Imam Abdullah Haron, born in 1924 in Cape Town, South Africa, was a Muslim cleric who campaigned against apartheid and racism, eventually dying while imprisoned for his activities against the state. Imam Haron was the first religious cleric in the country to die in custody under the apartheid and white-supremacist government of South Africa.
The youngest of five children, Haron was raised by his aunt on his father’s side after his mother passed away while he was still a small child. After getting an Islamic education at a young age in Saudi Arabia, Haron returned to South Africa to continue the rest of his religious studies, also reportedly getting involved with organizations such as the Teachers’ League of South Africa and the Non-European Unity Movement.
Marrying Galiema Sadan in 1950, Haron was appointed as an imam in 1955 and at the young age of 32, was one of the youngest religious clerics in the country. He became the imam at the Stegmann Road Mosque in Cape Town, and quickly became a pioneer in community outreach and eventually anti-apartheid movements.
Imam Haron introduced classes for adults of the Muslim community, as well as discussion groups where topics could be chosen by the students to be discussed. He also heavily encouraged Muslim women to take part in these classes and discussion groups, as well as people from outside the Muslim community. These discussion groups and education classes were in large part one of the main lead-ups to his full involvement in the anti-apartheid movement. One of his lasting legacies as well was to have the children of the mosque sit at the front, rather than the back, while he lead prayers.
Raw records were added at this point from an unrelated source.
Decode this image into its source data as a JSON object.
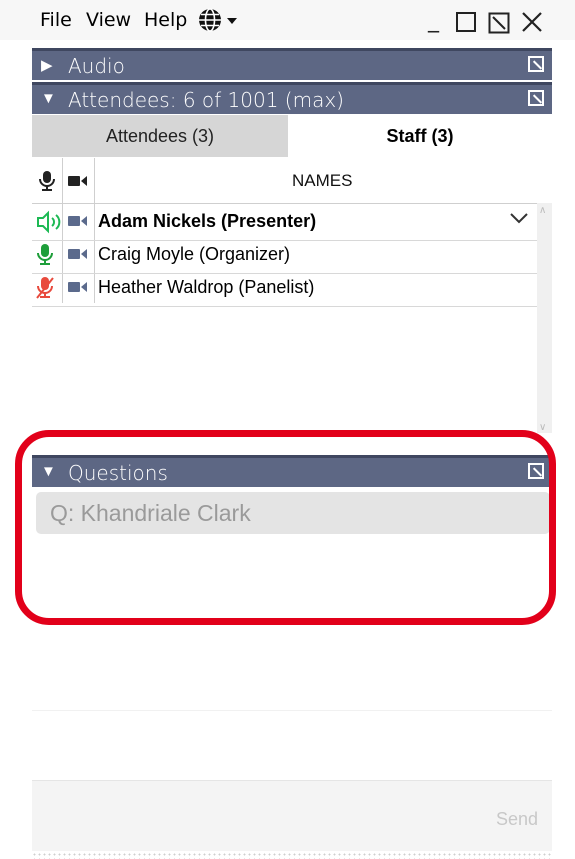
{
  "menubar": {
    "items": [
      "File",
      "View",
      "Help"
    ],
    "globe_icon": "globe-icon",
    "window_controls": [
      "minimize",
      "maximize",
      "restore",
      "close"
    ]
  },
  "panels": {
    "audio": {
      "title": "Audio",
      "collapsed": true
    },
    "attendees": {
      "title": "Attendees:  6 of 1001 (max)",
      "collapsed": false
    },
    "questions": {
      "title": "Questions",
      "collapsed": false
    }
  },
  "tabs": [
    {
      "label": "Attendees (3)",
      "selected": false
    },
    {
      "label": "Staff (3)",
      "selected": true
    }
  ],
  "grid": {
    "column_names": "NAMES",
    "rows": [
      {
        "name": "Adam Nickels (Presenter)",
        "bold": true,
        "mic_state": "speaking",
        "mic_color": "#1db954"
      },
      {
        "name": "Craig Moyle (Organizer)",
        "bold": false,
        "mic_state": "unmuted",
        "mic_color": "#1e9e3a"
      },
      {
        "name": "Heather Waldrop (Panelist)",
        "bold": false,
        "mic_state": "muted",
        "mic_color": "#e84a3d"
      }
    ]
  },
  "questions": {
    "items": [
      "Q: Khandriale Clark"
    ]
  },
  "compose": {
    "send_label": "Send"
  },
  "colors": {
    "panel_header": "#5d6784",
    "highlight": "#e2001a",
    "camera_icon": "#5b6a8c"
  }
}
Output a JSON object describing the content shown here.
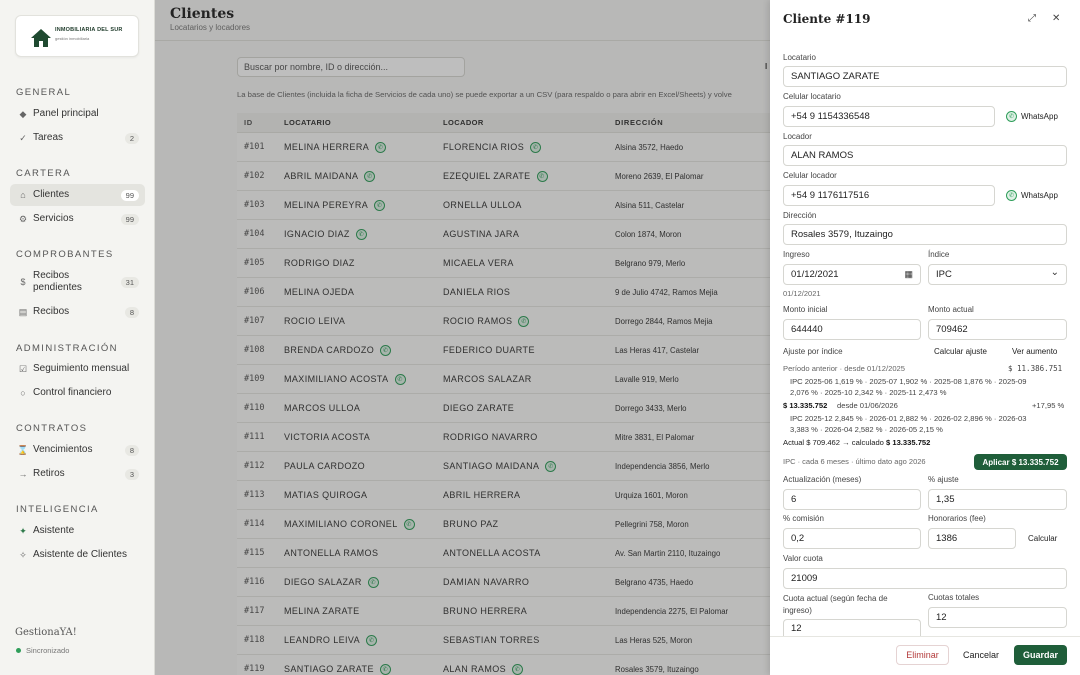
{
  "sidebar": {
    "logo_text": "INMOBILIARIA DEL SUR",
    "logo_sub": "gestión inmobiliaria",
    "sections": {
      "general": "GENERAL",
      "cartera": "CARTERA",
      "comprobantes": "COMPROBANTES",
      "administracion": "ADMINISTRACIÓN",
      "contratos": "CONTRATOS",
      "inteligencia": "INTELIGENCIA"
    },
    "items": {
      "panel": {
        "label": "Panel principal"
      },
      "tareas": {
        "label": "Tareas",
        "count": "2"
      },
      "clientes": {
        "label": "Clientes",
        "count": "99"
      },
      "servicios": {
        "label": "Servicios",
        "count": "99"
      },
      "recibos_pendientes": {
        "label": "Recibos pendientes",
        "count": "31"
      },
      "recibos": {
        "label": "Recibos",
        "count": "8"
      },
      "seguimiento": {
        "label": "Seguimiento mensual"
      },
      "control": {
        "label": "Control financiero"
      },
      "vencimientos": {
        "label": "Vencimientos",
        "count": "8"
      },
      "retiros": {
        "label": "Retiros",
        "count": "3"
      },
      "asistente": {
        "label": "Asistente"
      },
      "asistente_clientes": {
        "label": "Asistente de Clientes"
      }
    },
    "brand": "GestionaYA!",
    "sync": "Sincronizado"
  },
  "main": {
    "title": "Clientes",
    "subtitle": "Locatarios y locadores",
    "search_placeholder": "Buscar por nombre, ID o dirección...",
    "hint": "La base de Clientes (incluida la ficha de Servicios de cada uno) se puede exportar a un CSV (para respaldo o para abrir en Excel/Sheets) y volve",
    "stray": "I",
    "columns": {
      "id": "ID",
      "locatario": "LOCATARIO",
      "locador": "LOCADOR",
      "direccion": "DIRECCIÓN"
    },
    "rows": [
      {
        "id": "#101",
        "locatario": "MELINA HERRERA",
        "locador": "FLORENCIA RIOS",
        "direccion": "Alsina 3572, Haedo",
        "wa1": true,
        "wa2": true
      },
      {
        "id": "#102",
        "locatario": "ABRIL MAIDANA",
        "locador": "EZEQUIEL ZARATE",
        "direccion": "Moreno 2639, El Palomar",
        "wa1": true,
        "wa2": true
      },
      {
        "id": "#103",
        "locatario": "MELINA PEREYRA",
        "locador": "ORNELLA ULLOA",
        "direccion": "Alsina 511, Castelar",
        "wa1": true,
        "wa2": false
      },
      {
        "id": "#104",
        "locatario": "IGNACIO DIAZ",
        "locador": "AGUSTINA JARA",
        "direccion": "Colon 1874, Moron",
        "wa1": true,
        "wa2": false
      },
      {
        "id": "#105",
        "locatario": "RODRIGO DIAZ",
        "locador": "MICAELA VERA",
        "direccion": "Belgrano 979, Merlo",
        "wa1": false,
        "wa2": false
      },
      {
        "id": "#106",
        "locatario": "MELINA OJEDA",
        "locador": "DANIELA RIOS",
        "direccion": "9 de Julio 4742, Ramos Mejia",
        "wa1": false,
        "wa2": false
      },
      {
        "id": "#107",
        "locatario": "ROCIO LEIVA",
        "locador": "ROCIO RAMOS",
        "direccion": "Dorrego 2844, Ramos Mejia",
        "wa1": false,
        "wa2": true
      },
      {
        "id": "#108",
        "locatario": "BRENDA CARDOZO",
        "locador": "FEDERICO DUARTE",
        "direccion": "Las Heras 417, Castelar",
        "wa1": true,
        "wa2": false
      },
      {
        "id": "#109",
        "locatario": "MAXIMILIANO ACOSTA",
        "locador": "MARCOS SALAZAR",
        "direccion": "Lavalle 919, Merlo",
        "wa1": true,
        "wa2": false
      },
      {
        "id": "#110",
        "locatario": "MARCOS ULLOA",
        "locador": "DIEGO ZARATE",
        "direccion": "Dorrego 3433, Merlo",
        "wa1": false,
        "wa2": false
      },
      {
        "id": "#111",
        "locatario": "VICTORIA ACOSTA",
        "locador": "RODRIGO NAVARRO",
        "direccion": "Mitre 3831, El Palomar",
        "wa1": false,
        "wa2": false
      },
      {
        "id": "#112",
        "locatario": "PAULA CARDOZO",
        "locador": "SANTIAGO MAIDANA",
        "direccion": "Independencia 3856, Merlo",
        "wa1": false,
        "wa2": true
      },
      {
        "id": "#113",
        "locatario": "MATIAS QUIROGA",
        "locador": "ABRIL HERRERA",
        "direccion": "Urquiza 1601, Moron",
        "wa1": false,
        "wa2": false
      },
      {
        "id": "#114",
        "locatario": "MAXIMILIANO CORONEL",
        "locador": "BRUNO PAZ",
        "direccion": "Pellegrini 758, Moron",
        "wa1": true,
        "wa2": false
      },
      {
        "id": "#115",
        "locatario": "ANTONELLA RAMOS",
        "locador": "ANTONELLA ACOSTA",
        "direccion": "Av. San Martin 2110, Ituzaingo",
        "wa1": false,
        "wa2": false
      },
      {
        "id": "#116",
        "locatario": "DIEGO SALAZAR",
        "locador": "DAMIAN NAVARRO",
        "direccion": "Belgrano 4735, Haedo",
        "wa1": true,
        "wa2": false
      },
      {
        "id": "#117",
        "locatario": "MELINA ZARATE",
        "locador": "BRUNO HERRERA",
        "direccion": "Independencia 2275, El Palomar",
        "wa1": false,
        "wa2": false
      },
      {
        "id": "#118",
        "locatario": "LEANDRO LEIVA",
        "locador": "SEBASTIAN TORRES",
        "direccion": "Las Heras 525, Moron",
        "wa1": true,
        "wa2": false
      },
      {
        "id": "#119",
        "locatario": "SANTIAGO ZARATE",
        "locador": "ALAN RAMOS",
        "direccion": "Rosales 3579, Ituzaingo",
        "wa1": true,
        "wa2": true
      }
    ]
  },
  "panel": {
    "title": "Cliente #119",
    "locatario_label": "Locatario",
    "locatario": "SANTIAGO ZARATE",
    "cel_locatario_label": "Celular locatario",
    "cel_locatario": "+54 9 1154336548",
    "whatsapp": "WhatsApp",
    "locador_label": "Locador",
    "locador": "ALAN RAMOS",
    "cel_locador_label": "Celular locador",
    "cel_locador": "+54 9 1176117516",
    "direccion_label": "Dirección",
    "direccion": "Rosales 3579, Ituzaingo",
    "ingreso_label": "Ingreso",
    "ingreso": "01/12/2021",
    "ingreso_hint": "01/12/2021",
    "indice_label": "Índice",
    "indice": "IPC",
    "monto_inicial_label": "Monto inicial",
    "monto_inicial": "644440",
    "monto_actual_label": "Monto actual",
    "monto_actual": "709462",
    "ajuste_label": "Ajuste por índice",
    "calcular_ajuste": "Calcular ajuste",
    "ver_aumento": "Ver aumento",
    "periodo_anterior": "Período anterior · desde 01/12/2025",
    "periodo_anterior_amount": "$ 11.386.751",
    "ipc_line1": "IPC 2025-06 1,619 % · 2025-07 1,902 % · 2025-08 1,876 % · 2025-09",
    "ipc_line2": "2,076 % · 2025-10 2,342 % · 2025-11 2,473 %",
    "nuevo_monto": "$ 13.335.752",
    "nuevo_desde": "desde 01/06/2026",
    "nuevo_pct": "+17,95 %",
    "ipc_line3": "IPC 2025-12 2,845 % · 2026-01 2,882 % · 2026-02 2,896 % · 2026-03",
    "ipc_line4": "3,383 % · 2026-04 2,582 % · 2026-05 2,15 %",
    "actual_prefix": "Actual $ 709.462 → calculado",
    "actual_calc": "$ 13.335.752",
    "ipc_note": "IPC · cada 6 meses · último dato ago 2026",
    "aplicar": "Aplicar $ 13.335.752",
    "actualizacion_label": "Actualización (meses)",
    "actualizacion": "6",
    "pct_ajuste_label": "% ajuste",
    "pct_ajuste": "1,35",
    "pct_comision_label": "% comisión",
    "pct_comision": "0,2",
    "honorarios_label": "Honorarios (fee)",
    "honorarios": "1386",
    "calcular": "Calcular",
    "valor_cuota_label": "Valor cuota",
    "valor_cuota": "21009",
    "cuota_actual_label": "Cuota actual (según fecha de ingreso)",
    "cuota_actual": "12",
    "cuotas_totales_label": "Cuotas totales",
    "cuotas_totales": "12",
    "eliminar": "Eliminar",
    "cancelar": "Cancelar",
    "guardar": "Guardar"
  }
}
Speaking to the BBC, Aneex Salie, a former member of the ANC (African National Congress) that pioneered post-apartheid South Africa, said of the late Imam Haron:
He didn’t fit the pattern of the Muslim clergy which was quite ritualistic. He was very progressive, way ahead of his time.”
Speaking up against the white supremascist government at the time, Imam Haron regularily visited black communities living under apartheid in places such as Langa, Gugulethu, and Nyanga, where he was nicknamed “mfundisi”, which means priest.
While he kept much of his involvement in the anti-apartheid movement secret from his wife and children in order to protect them from authorities, Imam Haron developed close ties with both the ANC as well as the PAC (Pan Africanist Congress), both of which were waging an armed resistance against South Africa’s white supremacist government.
Speaking at a public meeting at Cape Town’s Drill Hall in 1961, the imam called the apartheid regime “inhumane, barbaric, and un-Islamic”. It was only four years later, when the apartheid government cracked down on anti-racist activists, that the imam and his family were forced out of their homes along with millions of other South Africans.
In 1969, Imam Haron was returning to South Africa after a secret meeting with Anglican priest Canon John Collins of St. Paul’s Cathedral in London, who agreed to smuggle money to the families of anti-apartheid activists in South Africa. The imam was picked up and detained by apartheid police, where he was allegedly tortured while in imprisonment. Only four months later, the imam was dead.
Although the security police at the time claimed the imam died after accidentally falling down a flight of stairs, Imam Haron’s autopsy showed two broken ribs and 27 bruises across his body – after he had been kept in solitary confinement with daily interrogations about his involvement in the anti-apartheid movement. The apartheid government was no stranger to the use of torture, and the imam’s family are currently demanding a new inquiry into the cause of death.
Imam Haron’s death was monumental in South Africa, with more than 40,000 people marching alongside his coffin for six miles until he was laid to rest in the Mowbray Muslim Cemetery. While his death sent shock-waves across the country, his legacy of solidarity, community outreach, and anti-racism activism remains an empowering inspiration for not only Muslims, but South Africans in general. Victor Wessels, a teacher at the funeral of the imam in 1969, famously stated:
He died not only for the Muslims. He died for his cause – the cause of the oppressed people.”
Apartheid only officially ended in 1994 in South Africa with the election of Nelson Mandela as the first Black president of the country, marking an end to an almost 50 year long rule of white supremacy in the country. As half a century passes since the death of Imam Haron, it becomes imperative on the part of Muslims today to remember the legacy of a man like this, who fought tirelessly and with his life for the equality of all peoples, regardless of faith or race.